In general terms this means it’s the Chief Finance Officer, or Section 151 officer who has the role under law of being the most senior financial advisor to the wider Council’s leadership on its financial plans. Uniquely across the public sector however, the CFO also has the power and responsibility to legally suspend spending for a period of time if they judge the Council does not have a balanced budget or the imminent prospect of one.
What Happens when a S114 Notice is Issued?
It means that no new expenditure is permitted, with the exception of that funding statutory services, including safeguarding vulnerable people, however existing commitments and contracts must continue to be honoured. Council officers must therefore carry out their duties in line with contractual obligations and to acceptable standards, while being aware of the financial situation.

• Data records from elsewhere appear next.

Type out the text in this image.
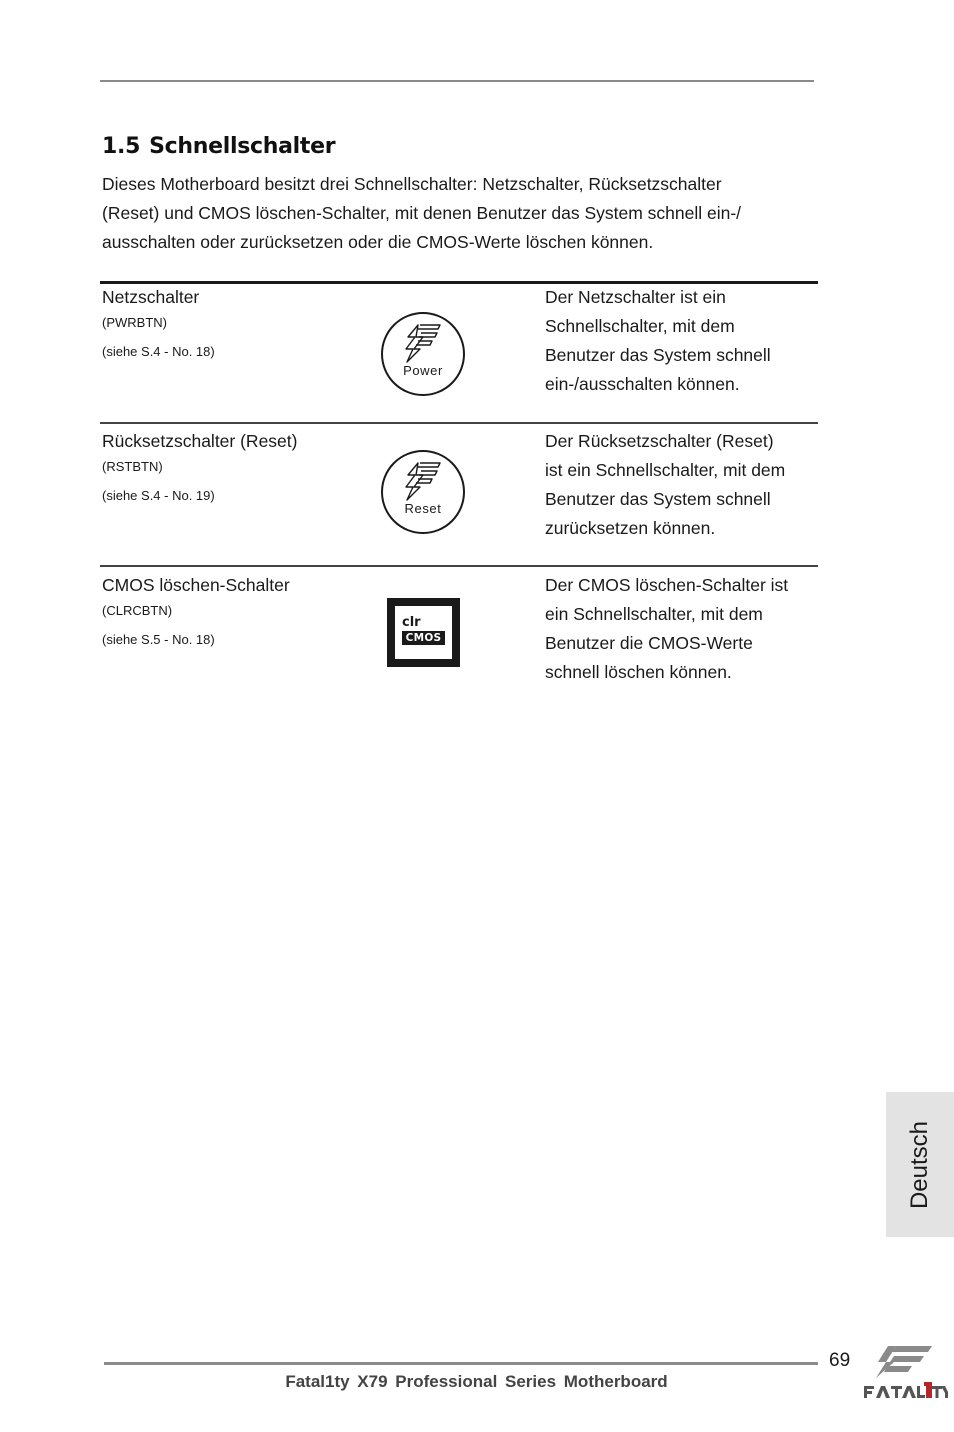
1.5 Schnellschalter
Dieses Motherboard besitzt drei Schnellschalter: Netzschalter, Rücksetzschalter
(Reset) und CMOS löschen-Schalter, mit denen Benutzer das System schnell ein-/
ausschalten oder zurücksetzen oder die CMOS-Werte löschen können.
Netzschalter
(PWRBTN)
(siehe S.4 - No. 18)
Power
Der Netzschalter ist ein
Schnellschalter, mit dem
Benutzer das System schnell
ein-/ausschalten können.
Rücksetzschalter (Reset)
(RSTBTN)
(siehe S.4 - No. 19)
Reset
Der Rücksetzschalter (Reset)
ist ein Schnellschalter, mit dem
Benutzer das System schnell
zurücksetzen können.
CMOS löschen-Schalter
(CLRCBTN)
(siehe S.5 - No. 18)
clr
CMOS
Der CMOS löschen-Schalter ist
ein Schnellschalter, mit dem
Benutzer die CMOS-Werte
schnell löschen können.
Deutsch
69
Fatal1ty X79 Professional Series Motherboard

Any spending that is not essential, or which can be postponed should not take place and essential spend will be monitored.
The only allowable expenditure permitted under an emergency protocol would include the following categories:
existing staff payroll and pension costs
expenditure on goods and services which have already been received
expenditure required to deliver the council’s provision of statutory services at a minimum possible level
urgent expenditure required to safeguard vulnerable citizens
expenditure required through existing legal agreements and contracts
expenditure funded through ring-fenced grants
expenditure necessary to achieve value for money and / or mitigate additional in year costs
Councillors have 21 days from the issue of a Section 114 notice to discuss the
implications at a Full Council meeting.
Finally, the problem with local government at all tiers, be it parish, town, district or county, is officers weild power by making decisions, but lack accountability for them. This is why incomptent officers are allowed to leave these organisations with non-disclosure agreements (read settlement agreements) and in many instance pay offs, for their failures. This has to change, without it failures will continue to happen and officers will be allowed to move on and be allowed to repeat those failures elsewhere. This must be addressed as it is one of the most significant elephants in the room.